Piero Soderini, statesman of the Democratic of Florence had desired this piece because it celebrated the victorious Florentine army in a battle against those of Pisa in 1364. It may seem strange today to talk about Italian provinces fighting against each other but this was particularly common during the time of the Renaissance, where the map of Europe was significantly different and certainly more fractured than it is today. There were also forces from abroad that would become embroiled in Italian affairs which further complicated issues. Soderini wanted the completed painting to fill a wall within the Salone dei Cinquecento in the palace, with another work from Da Vinci planned for the opposite wall, with his Battle of Anghiari. These types of rooms devoted to battle scenes are actually fairly common, with Eugene Delacroix helping out in the French romanticist era to construct something similar from the French perspective.

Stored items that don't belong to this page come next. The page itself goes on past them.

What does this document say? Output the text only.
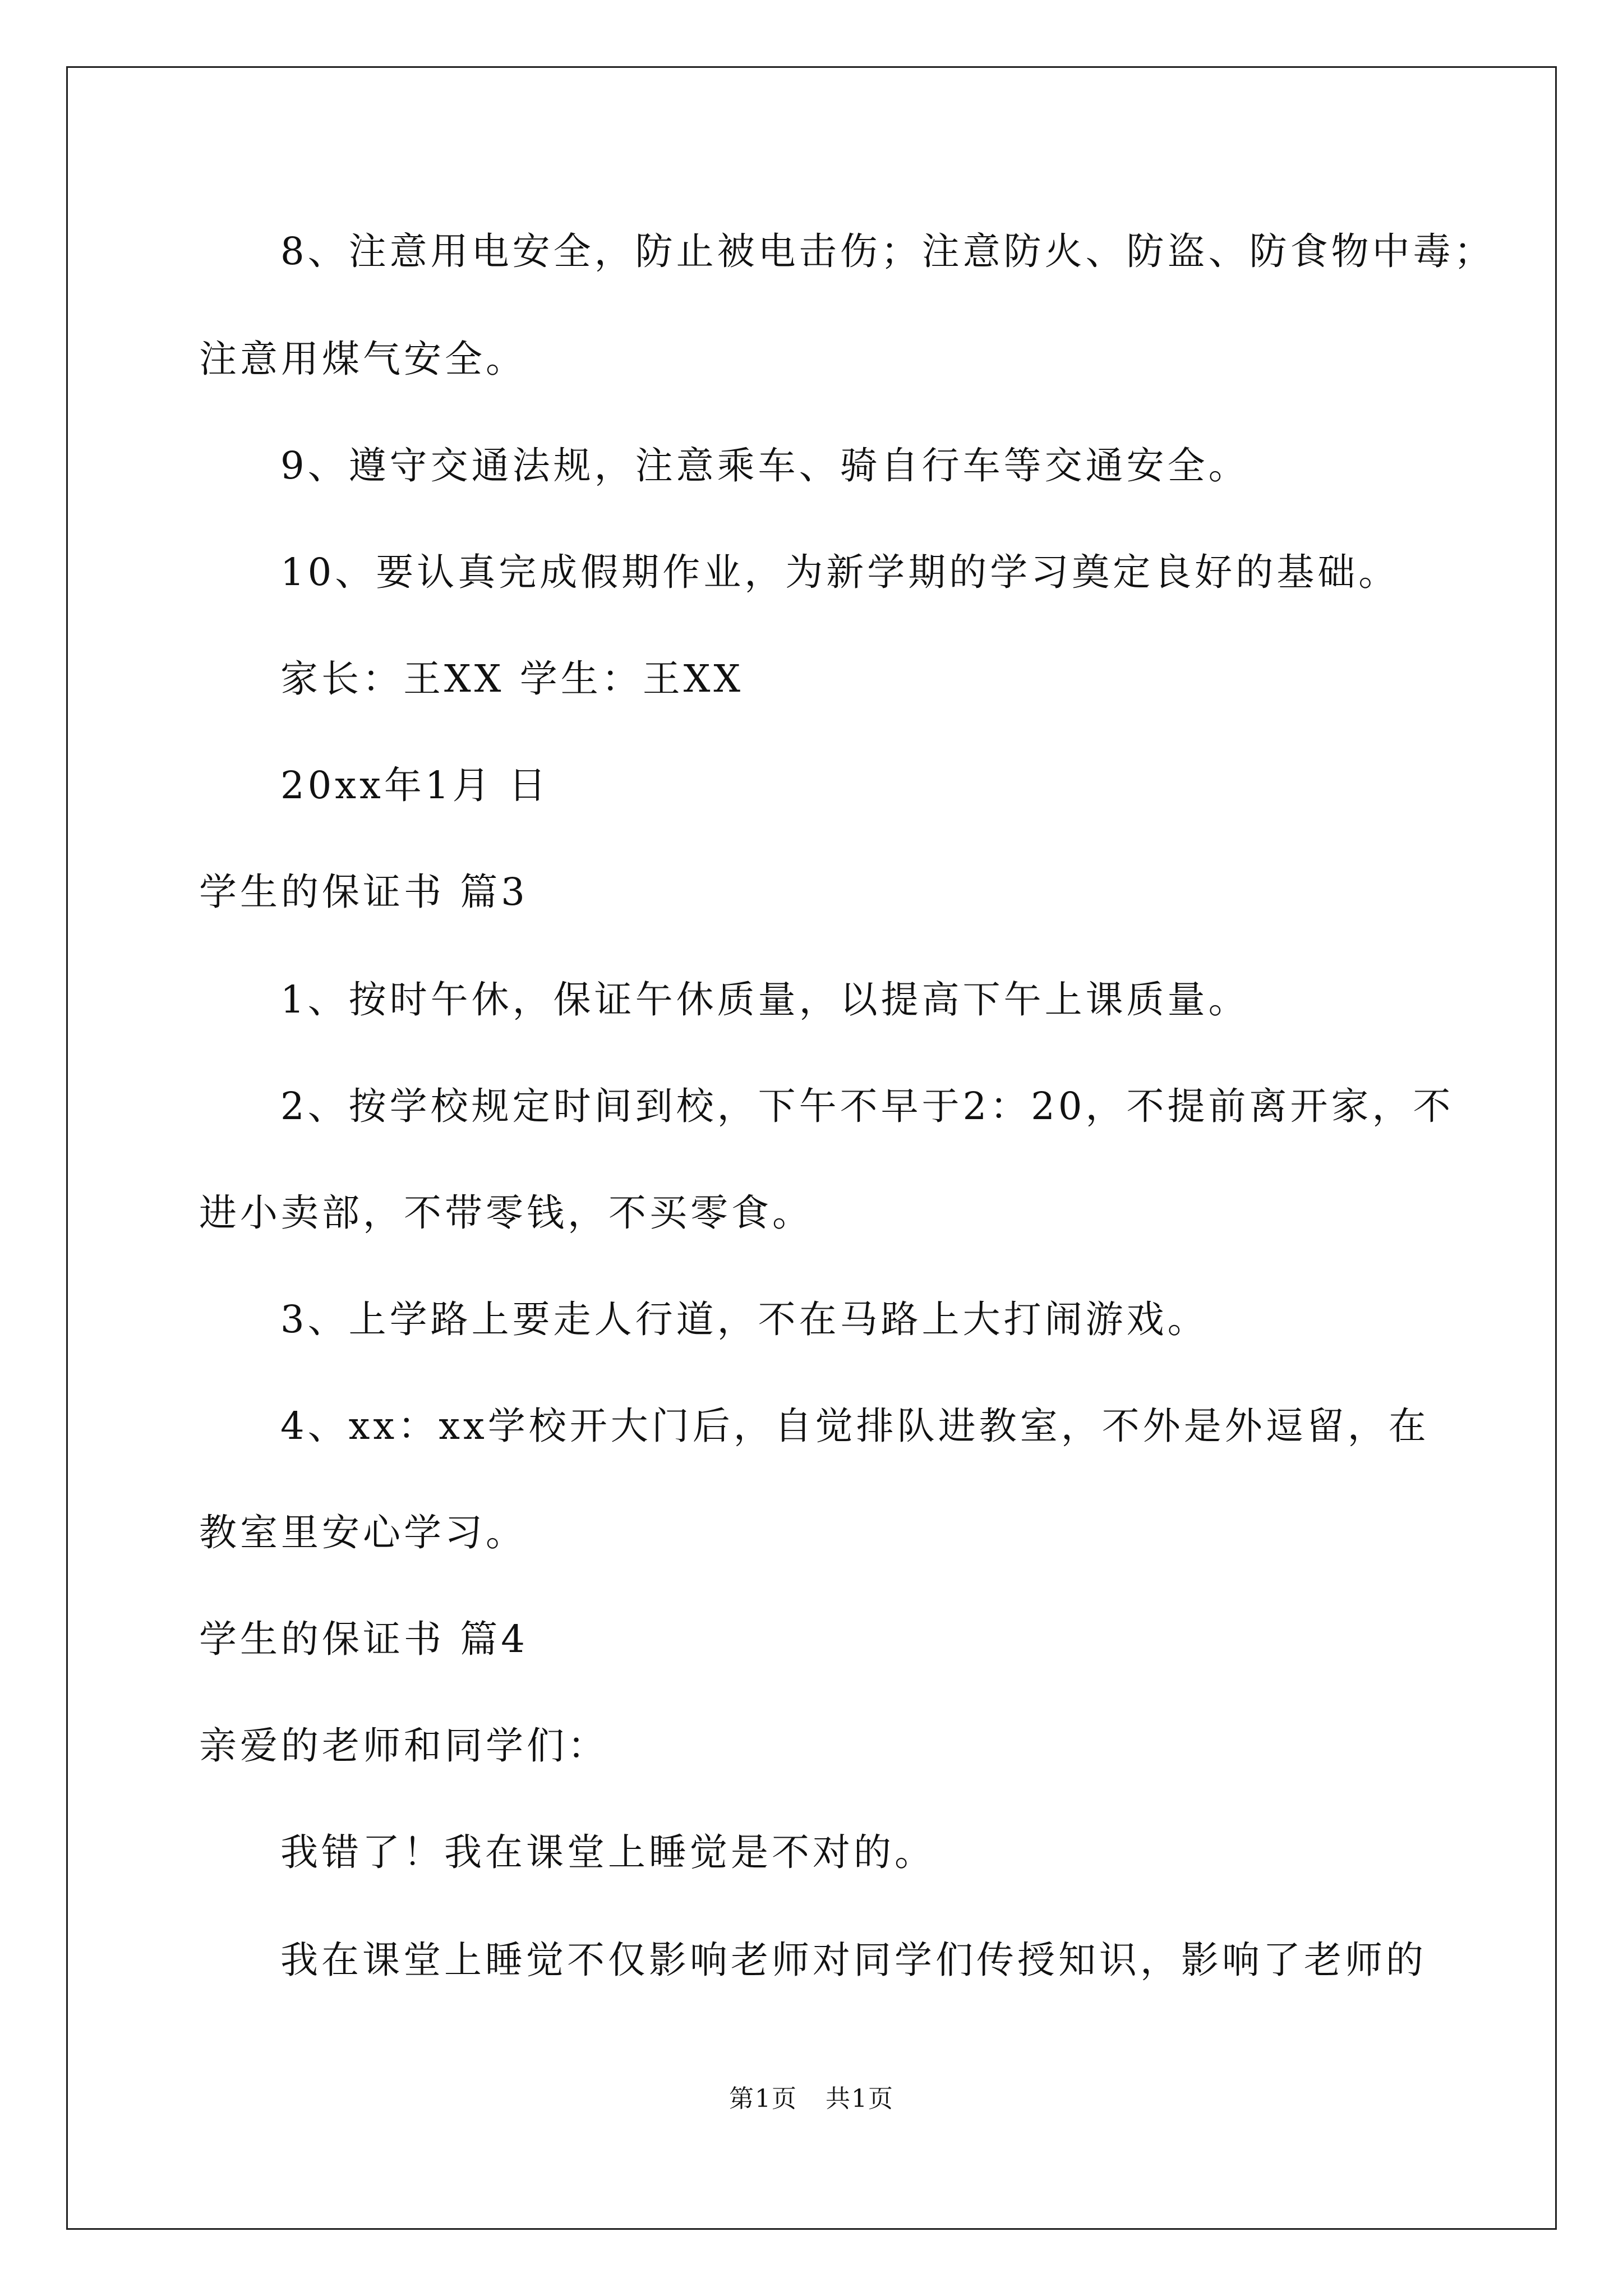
8、注意用电安全，防止被电击伤；注意防火、防盗、防食物中毒；
注意用煤气安全。
9、遵守交通法规，注意乘车、骑自行车等交通安全。
10、要认真完成假期作业，为新学期的学习奠定良好的基础。
家长：王XX 学生：王XX
20xx年1月 日
学生的保证书 篇3
1、按时午休，保证午休质量，以提高下午上课质量。
2、按学校规定时间到校，下午不早于2：20，不提前离开家，不
进小卖部，不带零钱，不买零食。
3、上学路上要走人行道，不在马路上大打闹游戏。
4、xx：xx学校开大门后，自觉排队进教室，不外是外逗留，在
教室里安心学习。
学生的保证书 篇4
亲爱的老师和同学们：
我错了！我在课堂上睡觉是不对的。
我在课堂上睡觉不仅影响老师对同学们传授知识，影响了老师的
第1页 共1页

Elements of the overall composition also remind us of the later work found in French art. The Romancists would focus on battles within their careers because of the incredible emotions that can be harnessed within this type of content. They would also capture scenes at sea, where groups of sailors would be caught in peril by the power of nature, again creating an atmosphere of extreme tension and energy. Examples from that period which might compare to Michelangelo's Battle of Cascina would be Raft of the Medusa by Theodore Gericault and Liberty Leading the People by Eugene Delacroix. Both artists would have also studied the work of Peter Paul Rubens who consistently implemented scenes of activity and tension within his career and was influential on a several generations of European artists from a number of different art movements.